Many wanted, and still want, the cash.

The reality is Air NZ can’t afford to give up the cash.  They don’t have the money.  They might go broke, or at the very least have to dip heavily into the government’s loan.  Airline executives have decided giving carte blanche refunds is not an option and the brand will have to absorb the backlash.

The impact of this decision on brand health, as tracked by market research firm Perceptive, has been brutal.  Over COVID-19, Perceptive charted public perception of Air NZ week-to-week and, each week, they crept more and more into the red.  It’s been a hero to zero situation.

Which has led to people asking, what the hell is happening at Air NZ?

What is happening… is exactly what should be happening.  A much-loved company is using some of its hard-earned brand capital to get it through a tough time.

In crisis, brands don’t usually build brand love, they spend it.  Air NZ has been one of our most loved brands for over a decade so they have a ton of it on hand.

The company will come out of this with people liking them a bit less than before, but an opportunity to rebuild that love again over time.  You don’t get that chance if you’ve gone bust.

The learning here is companies need to invest in brand so they have a bank of goodwill to spend when times are hard.  Over investment in performance marketing (bottom-of-the-funnel stuff like social and search) at the expense of a fully funded brand layer will not help you get out of such a bind.

What is also clear that the airline has entered a new phase in its management of this crisis.  The executive team has shrunk by a third.  CEO Greg Foran has unveiled an 800-day plan with the company clear it will be a much smaller business than we’re used to.

The frenzy of those first few months is over and the focus is now on the future.

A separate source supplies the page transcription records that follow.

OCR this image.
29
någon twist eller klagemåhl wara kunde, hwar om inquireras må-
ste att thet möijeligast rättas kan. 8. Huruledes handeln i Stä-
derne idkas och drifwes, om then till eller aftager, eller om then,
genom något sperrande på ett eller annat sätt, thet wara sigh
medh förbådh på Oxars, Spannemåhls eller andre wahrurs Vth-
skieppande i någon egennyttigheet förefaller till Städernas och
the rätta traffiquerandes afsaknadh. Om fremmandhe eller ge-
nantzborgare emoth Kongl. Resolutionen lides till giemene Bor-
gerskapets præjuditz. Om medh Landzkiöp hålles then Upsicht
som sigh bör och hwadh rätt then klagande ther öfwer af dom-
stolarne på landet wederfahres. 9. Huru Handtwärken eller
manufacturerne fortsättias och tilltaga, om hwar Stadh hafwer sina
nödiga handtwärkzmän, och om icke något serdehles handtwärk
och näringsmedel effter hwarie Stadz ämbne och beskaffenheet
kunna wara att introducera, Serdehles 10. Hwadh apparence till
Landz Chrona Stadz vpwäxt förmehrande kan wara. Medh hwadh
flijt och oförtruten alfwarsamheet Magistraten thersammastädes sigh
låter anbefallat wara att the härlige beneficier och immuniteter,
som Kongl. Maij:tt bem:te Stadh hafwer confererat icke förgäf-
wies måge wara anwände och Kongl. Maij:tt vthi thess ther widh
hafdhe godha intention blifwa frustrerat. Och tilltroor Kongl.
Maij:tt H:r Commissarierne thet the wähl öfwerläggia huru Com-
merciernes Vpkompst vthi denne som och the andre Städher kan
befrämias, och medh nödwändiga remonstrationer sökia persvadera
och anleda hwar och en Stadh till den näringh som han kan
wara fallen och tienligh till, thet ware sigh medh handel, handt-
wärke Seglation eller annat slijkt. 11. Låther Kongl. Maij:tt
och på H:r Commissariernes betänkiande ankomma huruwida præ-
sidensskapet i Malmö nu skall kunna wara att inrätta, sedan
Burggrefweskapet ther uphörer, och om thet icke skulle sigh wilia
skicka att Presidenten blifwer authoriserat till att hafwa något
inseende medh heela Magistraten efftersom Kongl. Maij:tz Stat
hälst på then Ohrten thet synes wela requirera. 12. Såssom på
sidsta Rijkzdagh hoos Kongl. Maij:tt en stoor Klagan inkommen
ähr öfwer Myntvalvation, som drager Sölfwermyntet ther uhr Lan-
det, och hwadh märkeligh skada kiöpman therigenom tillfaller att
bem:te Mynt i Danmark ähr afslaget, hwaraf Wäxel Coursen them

The Harvard Business Review recently released a 140-page report titled How to Lead in a Time of Crisis.  In it, writers Ronald Heifetz, Alexander Grashow and Marty Linksy propose we are entering a sustained period of world crisis.  Whether it’s climate change, political instability or other global uncertainties, we are going to have to brace ourselves for a continual flow of serious and unfamiliar challenges.

I don’t know about you, but at this stage that hypothesis feels about right.

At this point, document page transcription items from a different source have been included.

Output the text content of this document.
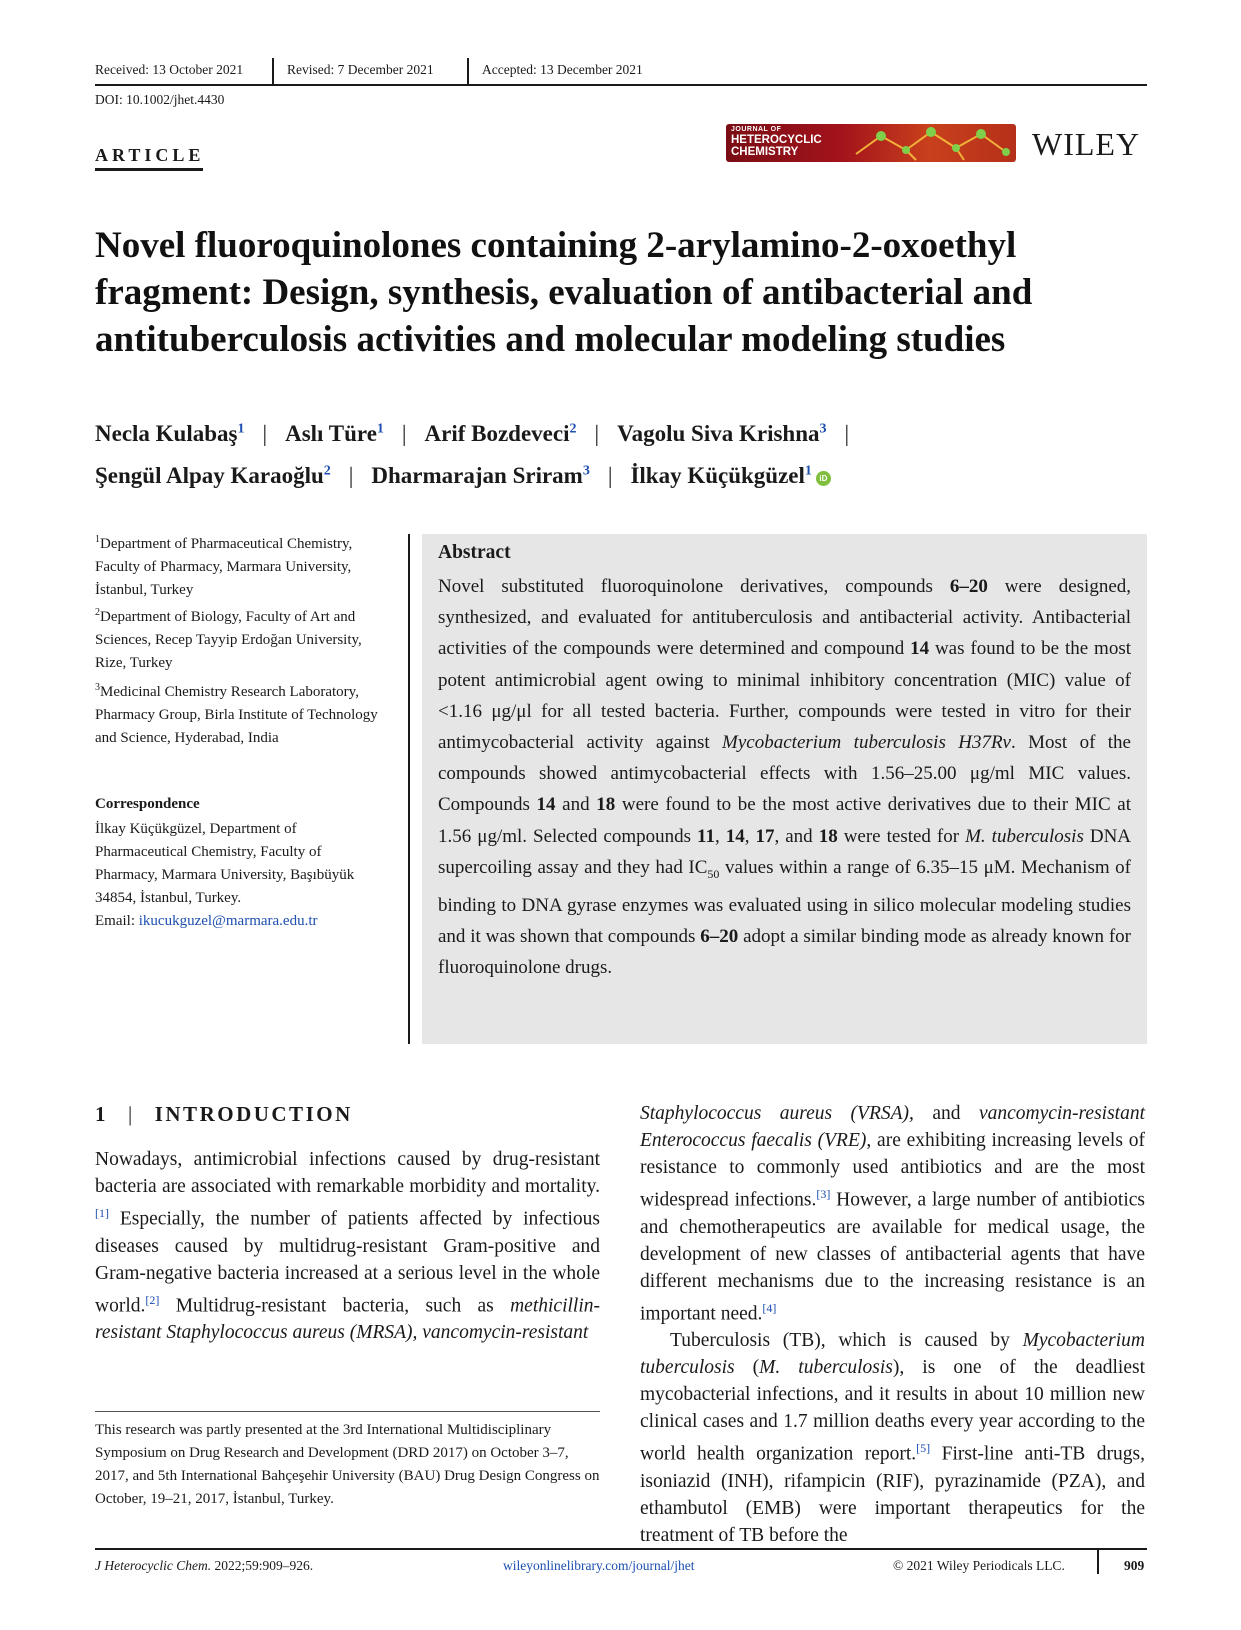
Received: 13 October 2021	Revised: 7 December 2021	Accepted: 13 December 2021
DOI: 10.1002/jhet.4430
ARTICLE
JOURNAL OF
HETEROCYCLIC
CHEMISTRY	WILEY
Novel fluoroquinolones containing 2-arylamino-2-oxoethyl fragment: Design, synthesis, evaluation of antibacterial and antituberculosis activities and molecular modeling studies
Necla Kulabaş$^1$ | Aslı Türe$^1$ | Arif Bozdeveci$^2$ | Vagolu Siva Krishna$^3$ |
Şengül Alpay Karaoğlu$^2$ | Dharmarajan Sriram$^3$ | İlkay Küçükgüzel$^1$ iD
$^1$Department of Pharmaceutical Chemistry, Faculty of Pharmacy, Marmara University, İstanbul, Turkey
$^2$Department of Biology, Faculty of Art and Sciences, Recep Tayyip Erdoğan University, Rize, Turkey
$^3$Medicinal Chemistry Research Laboratory, Pharmacy Group, Birla Institute of Technology and Science, Hyderabad, India
Correspondence
İlkay Küçükgüzel, Department of Pharmaceutical Chemistry, Faculty of Pharmacy, Marmara University, Başıbüyük 34854, İstanbul, Turkey.
Email: ikucukguzel@marmara.edu.tr
Abstract
Novel substituted fluoroquinolone derivatives, compounds 6–20 were designed, synthesized, and evaluated for antituberculosis and antibacterial activity. Antibacterial activities of the compounds were determined and compound 14 was found to be the most potent antimicrobial agent owing to minimal inhibitory concentration (MIC) value of <1.16 μg/μl for all tested bacteria. Further, compounds were tested in vitro for their antimycobacterial activity against Mycobacterium tuberculosis H37Rv. Most of the compounds showed antimycobacterial effects with 1.56–25.00 μg/ml MIC values. Compounds 14 and 18 were found to be the most active derivatives due to their MIC at 1.56 μg/ml. Selected compounds 11, 14, 17, and 18 were tested for M. tuberculosis DNA supercoiling assay and they had $IC_{50}$ values within a range of 6.35–15 μM. Mechanism of binding to DNA gyrase enzymes was evaluated using in silico molecular modeling studies and it was shown that compounds 6–20 adopt a similar binding mode as already known for fluoroquinolone drugs.
1 | INTRODUCTION
Nowadays, antimicrobial infections caused by drug-resistant bacteria are associated with remarkable morbidity and mortality.[1] Especially, the number of patients affected by infectious diseases caused by multidrug-resistant Gram-positive and Gram-negative bacteria increased at a serious level in the whole world.[2] Multidrug-resistant bacteria, such as methicillin-resistant Staphylococcus aureus (MRSA), vancomycin-resistant
This research was partly presented at the 3rd International Multidisciplinary Symposium on Drug Research and Development (DRD 2017) on October 3–7, 2017, and 5th International Bahçeşehir University (BAU) Drug Design Congress on October, 19–21, 2017, İstanbul, Turkey.
Staphylococcus aureus (VRSA), and vancomycin-resistant Enterococcus faecalis (VRE), are exhibiting increasing levels of resistance to commonly used antibiotics and are the most widespread infections.[3] However, a large number of antibiotics and chemotherapeutics are available for medical usage, the development of new classes of antibacterial agents that have different mechanisms due to the increasing resistance is an important need.[4]
Tuberculosis (TB), which is caused by Mycobacterium tuberculosis (M. tuberculosis), is one of the deadliest mycobacterial infections, and it results in about 10 million new clinical cases and 1.7 million deaths every year according to the world health organization report.[5] First-line anti-TB drugs, isoniazid (INH), rifampicin (RIF), pyrazinamide (PZA), and ethambutol (EMB) were important therapeutics for the treatment of TB before the
J Heterocyclic Chem. 2022;59:909–926.	wileyonlinelibrary.com/journal/jhet	© 2021 Wiley Periodicals LLC.	909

The article says we will not return to normal.  We will not even face a new normal, saying:

“Leadership will now require new skills tailored to an environment of urgency, high stakes, and uncertainty – even after the current economic crisis is over.”

The Journal suggests leaders will now have to:

  • Foster Adoption – helping people develop the ‘next practises’ that will enable the organisation to thrive in a new world even as they continue with the best practises necessary for current success.
  • Embrace disequilibrium – keeping people in a state that creates enough discomfort to induce change but not so much that they fight, flee or freeze.
  • Generate leadership – giving people at all levels of the organisation the opportunity to lead experiments that will help it adapt to changing times.

 

In short, for a business to thrive leaders will need to be able to pivot people quickly through an ever-changing period of sustained crisis.  We have to be OK with being uncomfortable.  If we can do that, innovation will flow and a competitive edge can be earnt.

One of the regular excuses we hear for a lack of crisis planning is

“there are too many things that could happen, we can’t plan for them all”.

That is true.  But crisis planning is not about practising the specific events that could go wrong and more about how to organise yourselves when they do.

The more comfortable you are operating against the backdrop of crisis, the more decisions you will get right regardless of the specifics of an individual event.

While it’s unlikely the Sky Nest is now a priority for Air NZ, there is no doubt the airline will turn its attention on how it can make the best of the situation it is in and set itself up for the future.  The fact home base is almost COVID-free presents nothing but potential opportunity.  Let’s hope, for all of our sake, that opportunity is realised.